Un Victor Hugo minore. Infatti erano amici. Un Cesare Beccaria periferico e più attento al cuore che al diritto. Infatti a Beccaria, per certi versi, il suo libro ammicca. Così potremmo definire il giornalista francese Henri E. Marquand. Ma sarebbe fargli un torto.
Se certamente fu un minore, non fosse altro che per la scarsità della sua produzione libraria che annovera soltanto un libro di viaggio (Souvenirs des Indes Occidentales) e un libello contro la pena di morte (Confessioni di un boia), Marquand era profondamente inserito nella cultura del suo tempo e, per certi versi, influente. Di lui si sa pochissimo, nacque nel 1805 e morì nel 1885. Viaggiò molto e non gradì affatto il Secondo impero di Napoleone III. Ecco perché tra il 1854 e il 1853 lo troviamo esule sull’isola di Guernsey (un fazzoletto di terra in mezzo alla Manica battente bandiera inglese) dove dirigeva la Gazette de Guernsey. Era un giornale piccolo ma combattivo nella cui redazione circolavano le migliori penne del fuoriuscitismo, tra cui proprio Hugo. E fu Hugo a contagiare Marquand con le sue tesi forti contro la pena di morte. Marquand nella sua lunga vita di viaggi e strambe avventure aveva anche fatto parte di una giuria, a Trinidad, che la pena capitale l’aveva comminata. Leggendo, però, le appassionate articolesse contro le esecuzioni che Hugo scriveva proprio per la Gazette il direttore della medesima si «convertì». E decise di pubblicare, nel 1875, le Confessioni di un boia che ora arrivano per la prima volta in Italia grazie al colto interessamento di un piccolo e appena nato editore: Endemunde (volume a cura di Gianni Gambarotta, pagg. 110, euro 9,40).

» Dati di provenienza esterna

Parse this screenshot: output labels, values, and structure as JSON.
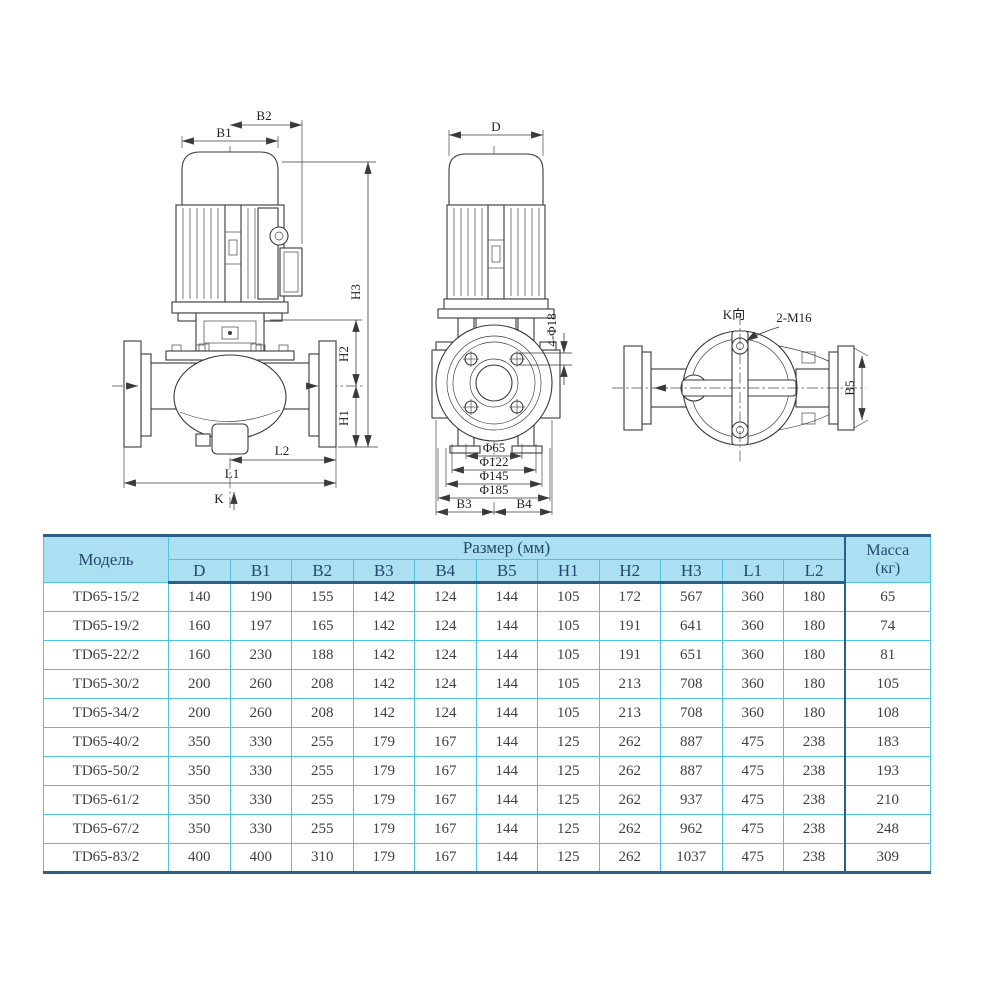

Se Beccaria (o chi per lui, magari un Verri) ha il piglio del teorico, Marquand ha quello del giornalista che indaga la realtà, dal basso e sporcandosi le mani. Non parla di pena di morte e basta, va a casa di un boia, il signor Sanson, discendente da una lunga tradizione di boia parigini (il mestiere, peraltro redditizio, si passava di padre in figlio) e si fa raccontare tutto sul suo mestiere. Ecco così aneddoti, drammi e follie della pena di morte diventare narrazione viva. La storia di una famiglia «da patibolo» diventa la dimostrazione lampante del perché lo Stato non può e non deve uccidere i suoi cittadini, neanche i peggiori. Sono gli stessi esecutori materiali (oltre a Sanson ne parlano suo padre e i suoi assistenti) a raccontare di ghigliottine inceppate, rimorsi, condanne sbagliate, dell’orrore dell’attesa, di come la tecnologia non sia meno feroce delle atroci pene di un tempo. E se l’Hugo de Le Dernier Jour d’un condamné ha la forza del grande scrittore romantico e crea empatia nel lettore, Marquand è capace di affastellare orrori con una narrazione modernissima e fintamente fredda.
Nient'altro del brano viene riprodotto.